29.10.06

Amor líquido

Há semanas, apareceu uma reedição portuguesa dos Fragmentos de um Discurso Amoroso (1977), de Roland Barthes, belissima reivindicação romântica das linguagens do amor, contra o cinismo e a psicanálise. Agora, saiu a tradução do muito mais recente (e mais pessimista) Liquid Love, do sociólogo de origem polaca Zygmunt Bauman (n. 1925). Amor Líquido, de 2003, é um ensaio (como diz o subtítulo) Sobre a Fragilidade dos Laços Humanos.

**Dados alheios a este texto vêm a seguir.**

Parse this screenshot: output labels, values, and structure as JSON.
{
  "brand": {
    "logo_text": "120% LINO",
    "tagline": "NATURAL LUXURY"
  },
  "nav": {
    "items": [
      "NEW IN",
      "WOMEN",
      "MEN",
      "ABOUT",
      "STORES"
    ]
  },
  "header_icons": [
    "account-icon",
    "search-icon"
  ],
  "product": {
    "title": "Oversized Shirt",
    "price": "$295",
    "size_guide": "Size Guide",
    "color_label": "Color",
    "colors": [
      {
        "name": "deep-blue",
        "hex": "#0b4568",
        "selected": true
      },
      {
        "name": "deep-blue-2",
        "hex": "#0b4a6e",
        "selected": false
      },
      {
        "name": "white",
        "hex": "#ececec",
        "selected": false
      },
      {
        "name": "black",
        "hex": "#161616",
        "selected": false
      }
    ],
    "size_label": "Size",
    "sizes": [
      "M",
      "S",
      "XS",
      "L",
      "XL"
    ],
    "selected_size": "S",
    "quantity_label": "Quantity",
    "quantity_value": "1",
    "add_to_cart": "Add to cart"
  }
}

Fez-me especial impressão reler (conhecia a edição inglesa) uma passagem do primeiro capítulo, que se chama «Apaixonar-se e desapaixonar-se».

Bauman fala da escolha amorosa («amorosa» no sentido lato) como uma forma de parentesco voluntário; mas não esconde que há uma sombra nessa escolha, que é a nostalgia do momento inicial, as condições adversas da sociedade em que vivemos, e a impossibilidade trágica que recai sobre as emoções estáveis.

Cito: «A afinidade nasce da escolha e nunca se corta esse cordão umbilical, e a menos que a escolha seja reafirmada diariamente e novas acções continuem a ser empreendidas para a confirmar, a afinidade vai definhando, murchando e deteriorando-se até se desintegrar. A intenção de manter a afinidade viva e saudável prevê uma luta diária e uma vigilância sem descanso. Para nós, os habitantes deste líquido mundo moderno que detesta tudo o que é sólido e durável, tudo que não se ajusta ao uso instantâneo nem permite que se ponha fim ao esforço, tal perspectiva supera toda a capacidade e vontade de negociação».

A «luta diária» e a «vigilância sem descanso» talvez não sejam conceitos muito sociológicos. Mas são conceitos muito adequados. Que às vezes nos dominam. E que outras vezes, tristemente, nos abandonam.